Wednesday, November 16, 2005

Fine Whines: Crafting Complaints

There is an art to whining. You can get a lot of mileage out of consumer complaints filed with a combination of good cheer and forcefulness.

There is no reason to accept poor service or problem merchandise, including toys that are unpacked from a store dead-on-arrival. Likewise, substandard vacation accommodations (dirty rooms or unfulfilled promises) can also be appealed to resort owners or your credit card company if you are dissatisfied.

An honest complaint (filed without fabrications, embellishments or other unethical breaches) can yield coupons, vouchers or refunds if you have mastered the art of polite complaints.

In my household, we go straight to the source when we have a consumer complaint. When dealing with products from a large manufacturer, we locate the 800 number and file our complaint with the appropriate consumers’ relations department. From defective wheels on baby carriages to mislabeled cosmetics, we have found that most manufacturers are quite receptive to our feedback and have shipped — free of charge—parts, coupons and refunds for defective items.

And in some cases, the manufacturer is more receptive to our complaints than even the retailers who directly sold us the goods.
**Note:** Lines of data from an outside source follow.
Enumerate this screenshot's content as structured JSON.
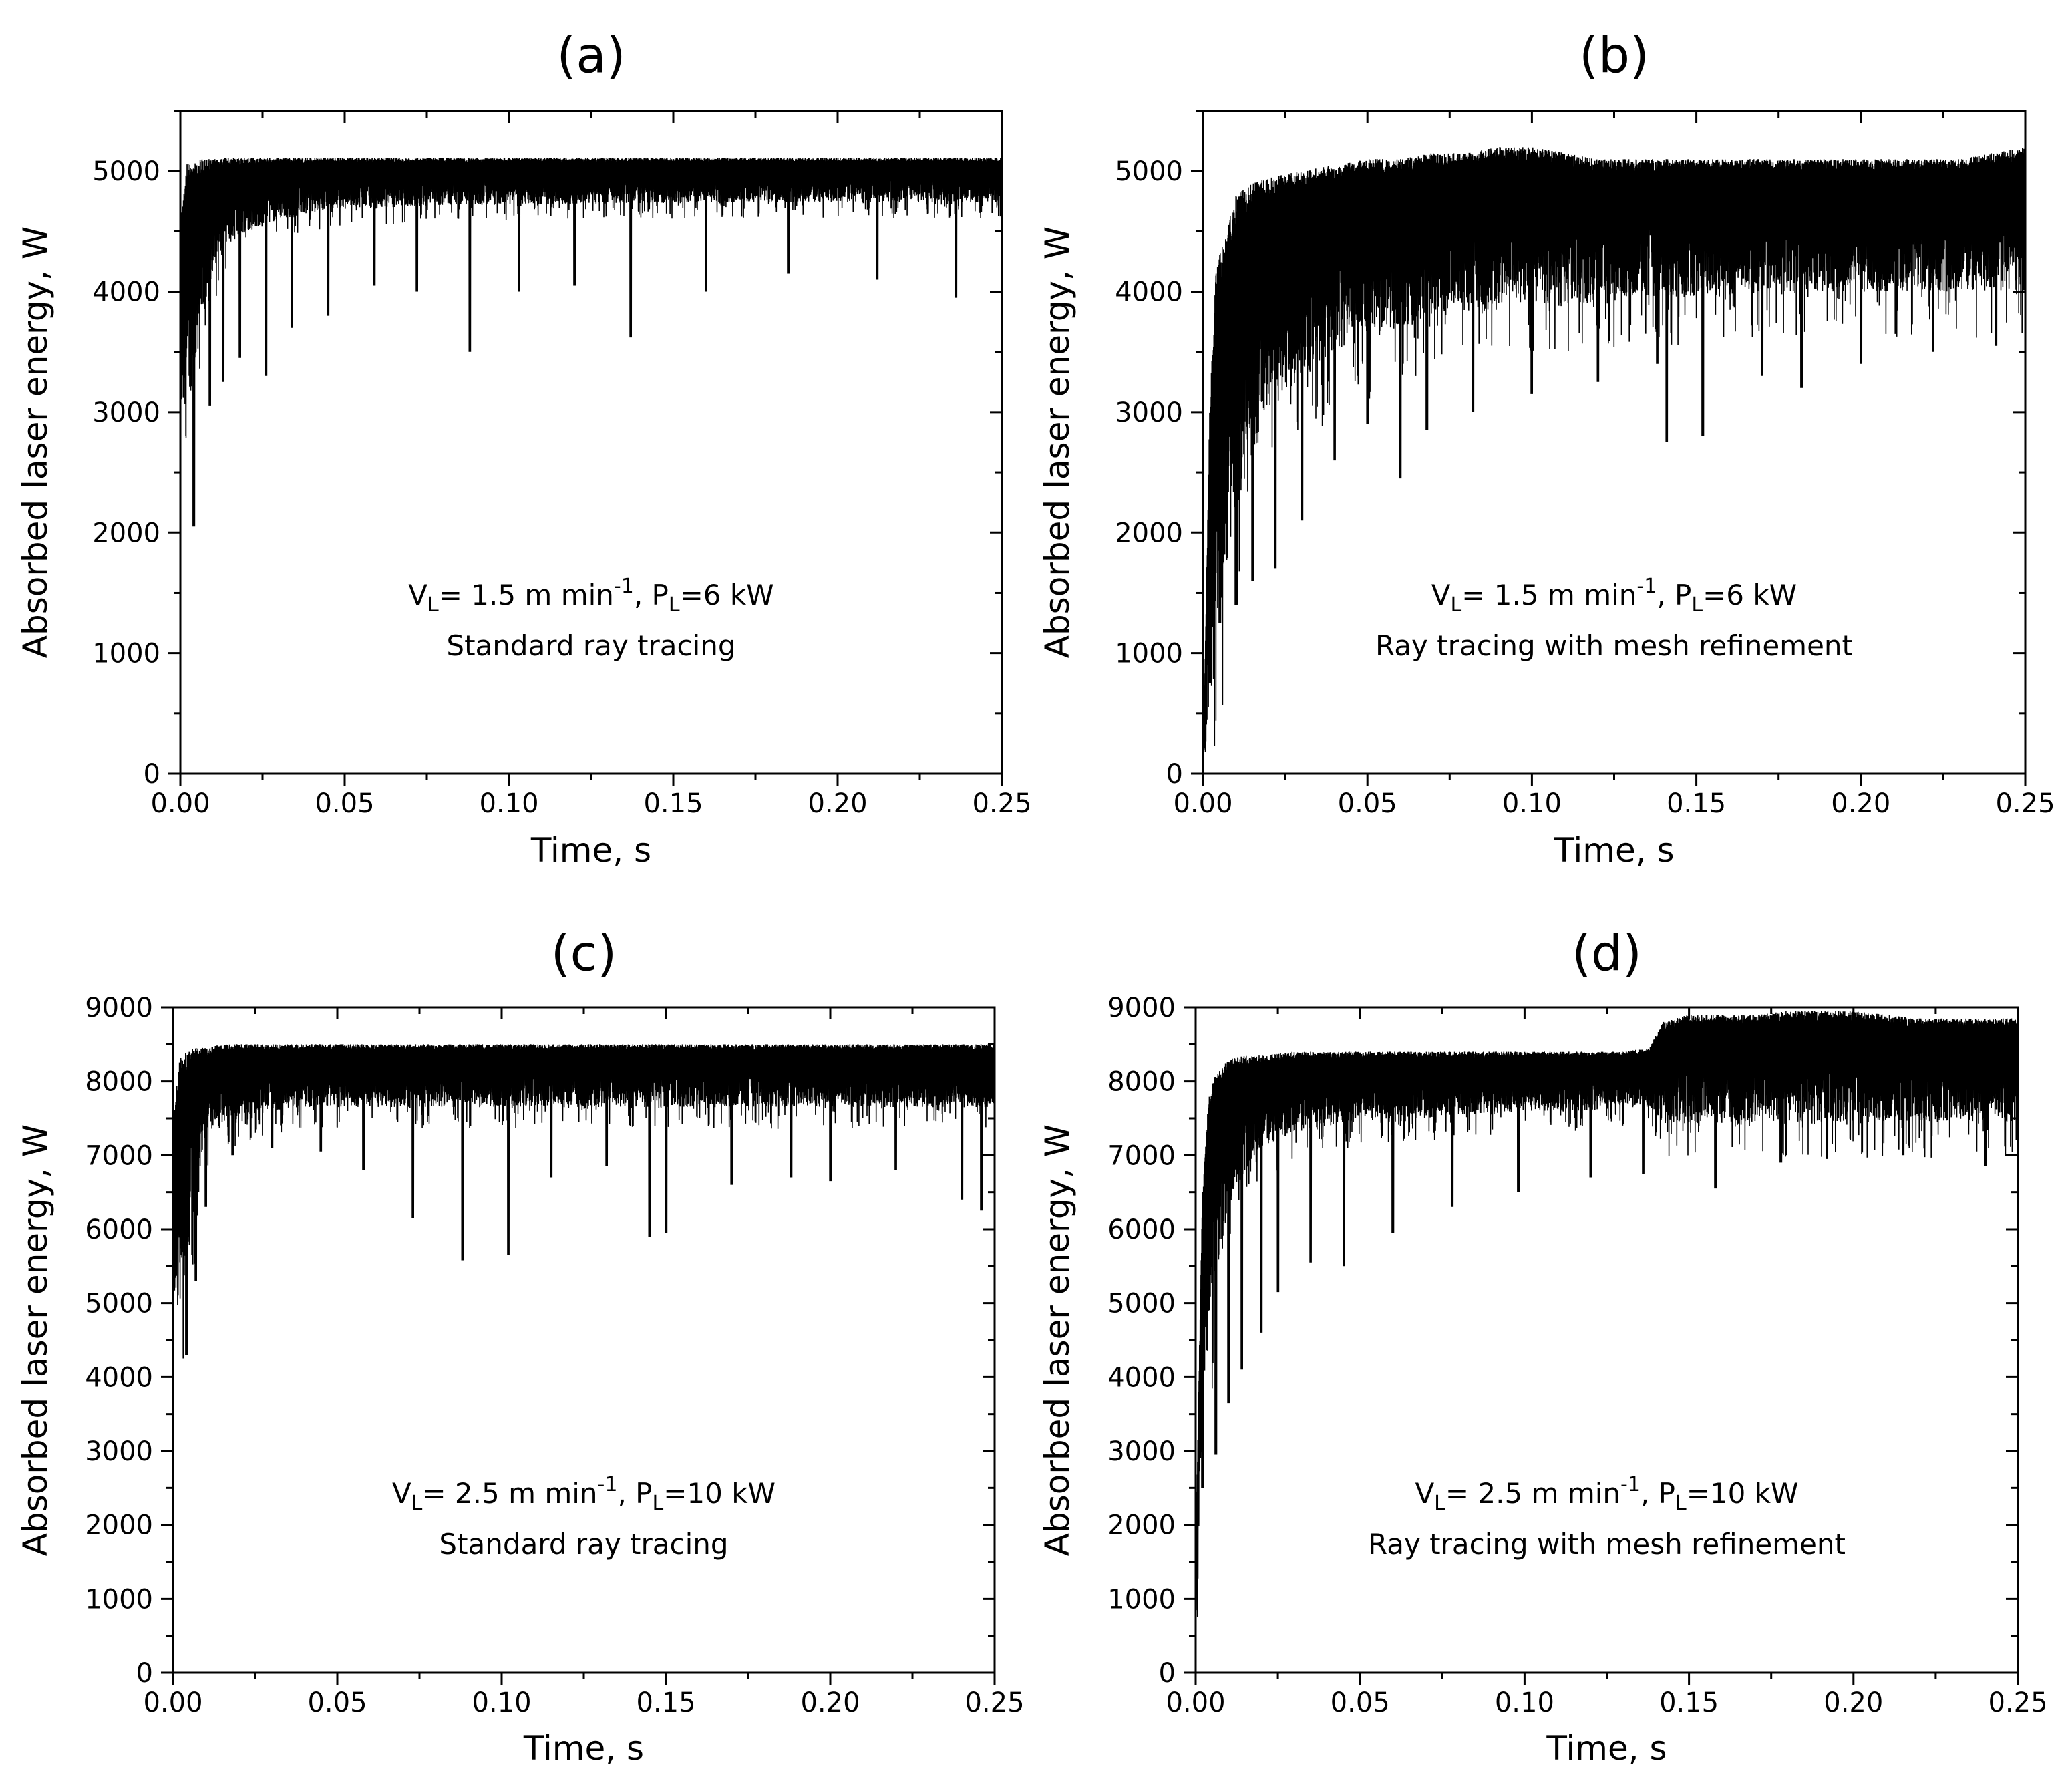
{
  "colors": {
    "background": "#ffffff",
    "trace": "#000000"
  },
  "chart_data": [
    {
      "type": "line",
      "panel": "(a)",
      "title": "(a)",
      "xlabel": "Time, s",
      "ylabel": "Absorbed laser energy, W",
      "xlim": [
        0,
        0.25
      ],
      "ylim": [
        0,
        5500
      ],
      "xticks": [
        0,
        0.05,
        0.1,
        0.15,
        0.2,
        0.25
      ],
      "xtick_labels": [
        "0.00",
        "0.05",
        "0.10",
        "0.15",
        "0.20",
        "0.25"
      ],
      "yticks": [
        0,
        1000,
        2000,
        3000,
        4000,
        5000
      ],
      "ytick_labels": [
        "0",
        "1000",
        "2000",
        "3000",
        "4000",
        "5000"
      ],
      "annotation": {
        "v": "V",
        "v_sub": "L",
        "v_text": "= 1.5 m min",
        "v_sup": "-1",
        "p": ", P",
        "p_sub": "L",
        "p_text": "=6 kW",
        "method": "Standard ray tracing"
      },
      "series": [
        {
          "name": "Absorbed laser energy",
          "x": [
            0,
            0.002,
            0.004,
            0.006,
            0.008,
            0.01,
            0.015,
            0.02,
            0.03,
            0.04,
            0.05,
            0.06,
            0.07,
            0.08,
            0.09,
            0.1,
            0.11,
            0.12,
            0.13,
            0.14,
            0.15,
            0.16,
            0.17,
            0.18,
            0.19,
            0.2,
            0.21,
            0.22,
            0.23,
            0.24,
            0.25
          ],
          "upper": [
            4600,
            5060,
            5080,
            5100,
            5100,
            5100,
            5110,
            5110,
            5110,
            5110,
            5110,
            5110,
            5110,
            5110,
            5110,
            5110,
            5110,
            5110,
            5110,
            5110,
            5110,
            5110,
            5110,
            5110,
            5110,
            5110,
            5110,
            5110,
            5110,
            5110,
            5110
          ],
          "lower": [
            2900,
            3000,
            3300,
            3600,
            3900,
            4200,
            4400,
            4500,
            4600,
            4650,
            4700,
            4700,
            4700,
            4720,
            4720,
            4720,
            4720,
            4730,
            4730,
            4730,
            4730,
            4740,
            4740,
            4740,
            4740,
            4740,
            4740,
            4740,
            4740,
            4740,
            4740
          ],
          "spikes": [
            [
              0.004,
              2050
            ],
            [
              0.009,
              3050
            ],
            [
              0.013,
              3250
            ],
            [
              0.018,
              3450
            ],
            [
              0.026,
              3300
            ],
            [
              0.034,
              3700
            ],
            [
              0.045,
              3800
            ],
            [
              0.059,
              4050
            ],
            [
              0.072,
              4000
            ],
            [
              0.088,
              3500
            ],
            [
              0.103,
              4000
            ],
            [
              0.12,
              4050
            ],
            [
              0.137,
              3620
            ],
            [
              0.16,
              4000
            ],
            [
              0.185,
              4150
            ],
            [
              0.212,
              4100
            ],
            [
              0.236,
              3950
            ]
          ]
        }
      ]
    },
    {
      "type": "line",
      "panel": "(b)",
      "title": "(b)",
      "xlabel": "Time, s",
      "ylabel": "Absorbed laser energy, W",
      "xlim": [
        0,
        0.25
      ],
      "ylim": [
        0,
        5500
      ],
      "xticks": [
        0,
        0.05,
        0.1,
        0.15,
        0.2,
        0.25
      ],
      "xtick_labels": [
        "0.00",
        "0.05",
        "0.10",
        "0.15",
        "0.20",
        "0.25"
      ],
      "yticks": [
        0,
        1000,
        2000,
        3000,
        4000,
        5000
      ],
      "ytick_labels": [
        "0",
        "1000",
        "2000",
        "3000",
        "4000",
        "5000"
      ],
      "annotation": {
        "v": "V",
        "v_sub": "L",
        "v_text": "= 1.5 m min",
        "v_sup": "-1",
        "p": ", P",
        "p_sub": "L",
        "p_text": "=6 kW",
        "method": "Ray tracing with mesh refinement"
      },
      "series": [
        {
          "name": "Absorbed laser energy",
          "x": [
            0,
            0.002,
            0.004,
            0.006,
            0.008,
            0.01,
            0.015,
            0.02,
            0.03,
            0.04,
            0.05,
            0.06,
            0.07,
            0.08,
            0.09,
            0.1,
            0.11,
            0.12,
            0.13,
            0.14,
            0.15,
            0.16,
            0.17,
            0.18,
            0.19,
            0.2,
            0.21,
            0.22,
            0.23,
            0.24,
            0.25
          ],
          "upper": [
            0,
            3000,
            4200,
            4400,
            4600,
            4800,
            4900,
            4950,
            5000,
            5050,
            5100,
            5100,
            5150,
            5150,
            5200,
            5200,
            5150,
            5100,
            5100,
            5100,
            5100,
            5100,
            5100,
            5100,
            5100,
            5100,
            5100,
            5100,
            5100,
            5150,
            5200
          ],
          "lower": [
            0,
            500,
            1200,
            1500,
            1800,
            2200,
            2600,
            3000,
            3300,
            3500,
            3600,
            3700,
            3800,
            3850,
            3900,
            3900,
            3900,
            3900,
            3950,
            3950,
            3950,
            3950,
            4000,
            4000,
            4000,
            4000,
            4000,
            4000,
            4000,
            4000,
            4000
          ],
          "spikes": [
            [
              0.002,
              750
            ],
            [
              0.005,
              1250
            ],
            [
              0.01,
              1400
            ],
            [
              0.015,
              1600
            ],
            [
              0.022,
              1700
            ],
            [
              0.03,
              2100
            ],
            [
              0.04,
              2600
            ],
            [
              0.05,
              2900
            ],
            [
              0.06,
              2450
            ],
            [
              0.068,
              2850
            ],
            [
              0.082,
              3000
            ],
            [
              0.1,
              3150
            ],
            [
              0.12,
              3250
            ],
            [
              0.138,
              3400
            ],
            [
              0.141,
              2750
            ],
            [
              0.152,
              2800
            ],
            [
              0.17,
              3300
            ],
            [
              0.182,
              3200
            ],
            [
              0.2,
              3400
            ],
            [
              0.222,
              3500
            ],
            [
              0.241,
              3550
            ]
          ]
        }
      ]
    },
    {
      "type": "line",
      "panel": "(c)",
      "title": "(c)",
      "xlabel": "Time, s",
      "ylabel": "Absorbed laser energy, W",
      "xlim": [
        0,
        0.25
      ],
      "ylim": [
        0,
        9000
      ],
      "xticks": [
        0,
        0.05,
        0.1,
        0.15,
        0.2,
        0.25
      ],
      "xtick_labels": [
        "0.00",
        "0.05",
        "0.10",
        "0.15",
        "0.20",
        "0.25"
      ],
      "yticks": [
        0,
        1000,
        2000,
        3000,
        4000,
        5000,
        6000,
        7000,
        8000,
        9000
      ],
      "ytick_labels": [
        "0",
        "1000",
        "2000",
        "3000",
        "4000",
        "5000",
        "6000",
        "7000",
        "8000",
        "9000"
      ],
      "annotation": {
        "v": "V",
        "v_sub": "L",
        "v_text": "= 2.5 m min",
        "v_sup": "-1",
        "p": ", P",
        "p_sub": "L",
        "p_text": "=10 kW",
        "method": "Standard ray tracing"
      },
      "series": [
        {
          "name": "Absorbed laser energy",
          "x": [
            0,
            0.002,
            0.004,
            0.006,
            0.008,
            0.01,
            0.015,
            0.02,
            0.03,
            0.04,
            0.05,
            0.06,
            0.07,
            0.08,
            0.09,
            0.1,
            0.11,
            0.12,
            0.13,
            0.14,
            0.15,
            0.16,
            0.17,
            0.18,
            0.19,
            0.2,
            0.21,
            0.22,
            0.23,
            0.24,
            0.25
          ],
          "upper": [
            7400,
            8350,
            8400,
            8450,
            8450,
            8450,
            8500,
            8500,
            8500,
            8500,
            8500,
            8500,
            8500,
            8500,
            8500,
            8500,
            8500,
            8500,
            8500,
            8500,
            8500,
            8500,
            8500,
            8500,
            8500,
            8500,
            8500,
            8500,
            8500,
            8500,
            8500
          ],
          "lower": [
            4900,
            5000,
            5400,
            6100,
            6800,
            7200,
            7400,
            7500,
            7600,
            7650,
            7650,
            7650,
            7650,
            7650,
            7650,
            7650,
            7650,
            7650,
            7650,
            7650,
            7650,
            7650,
            7650,
            7650,
            7650,
            7650,
            7650,
            7650,
            7650,
            7650,
            7650
          ],
          "spikes": [
            [
              0.004,
              4300
            ],
            [
              0.007,
              5300
            ],
            [
              0.01,
              6300
            ],
            [
              0.018,
              7000
            ],
            [
              0.03,
              7100
            ],
            [
              0.045,
              7050
            ],
            [
              0.058,
              6800
            ],
            [
              0.073,
              6150
            ],
            [
              0.088,
              5580
            ],
            [
              0.102,
              5650
            ],
            [
              0.115,
              6700
            ],
            [
              0.132,
              6850
            ],
            [
              0.145,
              5900
            ],
            [
              0.15,
              5950
            ],
            [
              0.17,
              6600
            ],
            [
              0.188,
              6700
            ],
            [
              0.2,
              6650
            ],
            [
              0.22,
              6800
            ],
            [
              0.24,
              6400
            ],
            [
              0.246,
              6250
            ]
          ]
        }
      ]
    },
    {
      "type": "line",
      "panel": "(d)",
      "title": "(d)",
      "xlabel": "Time, s",
      "ylabel": "Absorbed laser energy, W",
      "xlim": [
        0,
        0.25
      ],
      "ylim": [
        0,
        9000
      ],
      "xticks": [
        0,
        0.05,
        0.1,
        0.15,
        0.2,
        0.25
      ],
      "xtick_labels": [
        "0.00",
        "0.05",
        "0.10",
        "0.15",
        "0.20",
        "0.25"
      ],
      "yticks": [
        0,
        1000,
        2000,
        3000,
        4000,
        5000,
        6000,
        7000,
        8000,
        9000
      ],
      "ytick_labels": [
        "0",
        "1000",
        "2000",
        "3000",
        "4000",
        "5000",
        "6000",
        "7000",
        "8000",
        "9000"
      ],
      "annotation": {
        "v": "V",
        "v_sub": "L",
        "v_text": "= 2.5 m min",
        "v_sup": "-1",
        "p": ", P",
        "p_sub": "L",
        "p_text": "=10 kW",
        "method": "Ray tracing with mesh refinement"
      },
      "series": [
        {
          "name": "Absorbed laser energy",
          "x": [
            0,
            0.002,
            0.004,
            0.006,
            0.008,
            0.01,
            0.015,
            0.02,
            0.03,
            0.04,
            0.05,
            0.06,
            0.07,
            0.08,
            0.09,
            0.1,
            0.11,
            0.12,
            0.13,
            0.138,
            0.142,
            0.15,
            0.16,
            0.17,
            0.18,
            0.19,
            0.2,
            0.21,
            0.22,
            0.23,
            0.24,
            0.25
          ],
          "upper": [
            1500,
            6500,
            7800,
            8100,
            8200,
            8300,
            8350,
            8350,
            8400,
            8400,
            8400,
            8400,
            8400,
            8400,
            8400,
            8400,
            8400,
            8400,
            8400,
            8450,
            8800,
            8900,
            8900,
            8900,
            8950,
            8950,
            8950,
            8900,
            8850,
            8850,
            8850,
            8850
          ],
          "lower": [
            500,
            3500,
            4500,
            5200,
            5800,
            6300,
            6800,
            7100,
            7300,
            7400,
            7450,
            7500,
            7500,
            7550,
            7550,
            7600,
            7600,
            7600,
            7650,
            7650,
            7450,
            7400,
            7450,
            7450,
            7450,
            7450,
            7450,
            7450,
            7450,
            7450,
            7450,
            7450
          ],
          "spikes": [
            [
              0.002,
              2500
            ],
            [
              0.006,
              2950
            ],
            [
              0.01,
              3650
            ],
            [
              0.014,
              4100
            ],
            [
              0.02,
              4600
            ],
            [
              0.025,
              5150
            ],
            [
              0.035,
              5550
            ],
            [
              0.045,
              5500
            ],
            [
              0.06,
              5950
            ],
            [
              0.078,
              6300
            ],
            [
              0.098,
              6500
            ],
            [
              0.12,
              6700
            ],
            [
              0.136,
              6750
            ],
            [
              0.158,
              6550
            ],
            [
              0.178,
              6900
            ],
            [
              0.192,
              6950
            ],
            [
              0.215,
              7000
            ],
            [
              0.24,
              6850
            ]
          ]
        }
      ]
    }
  ]
}
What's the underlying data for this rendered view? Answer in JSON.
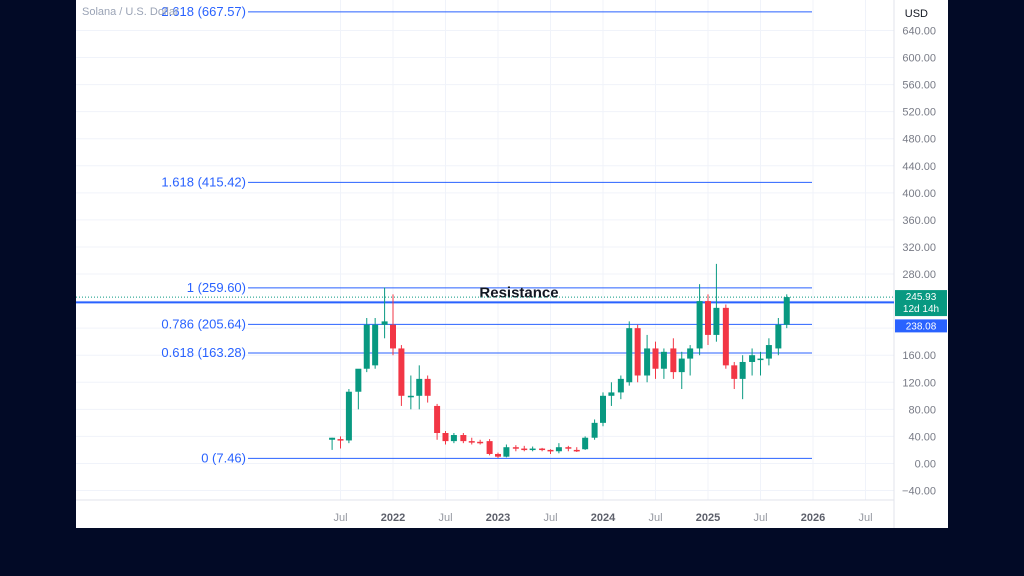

That’s because many manufacturers seek to build brand loyalty and consumer confidence. They want your repeat business.

But don’t abuse the process or the call center staff, says one consumer rep for a major toy company, who gave me the inside-story on the complaint business. She estimates that 50 percent of callers are impolite or abusive and that attitude can carry hidden penalties for the consumer. For while her company is generous with its return and refund policy, callers that abuse the system are placed in a “restricted area.”

Of course, every caller is theoretically treated the same, but exceptions can be made for those who abuse the system. The company — one of the largest manufacturers of children’s toys — typically provides vouchers for consumers who have purchased defective toys or those missing parts.

For amounts of $25 or under you do not even have to return the toy, but for refunds of larger amounts, the manufacturer will request a proof of purchase, including the return of some small, obscure part. For example, you may be requested to mail in a battery cover, the consumer rep says.

However, abusive or repeat callers seeking freebies are placed on a special restricted list and may receive fewer benefits. And keep in mind that if you give personal data in order to receive a voucher or a replacement part that information is logged into the system.

“We monitor every call,” she says. “Everything is documented and monitored.”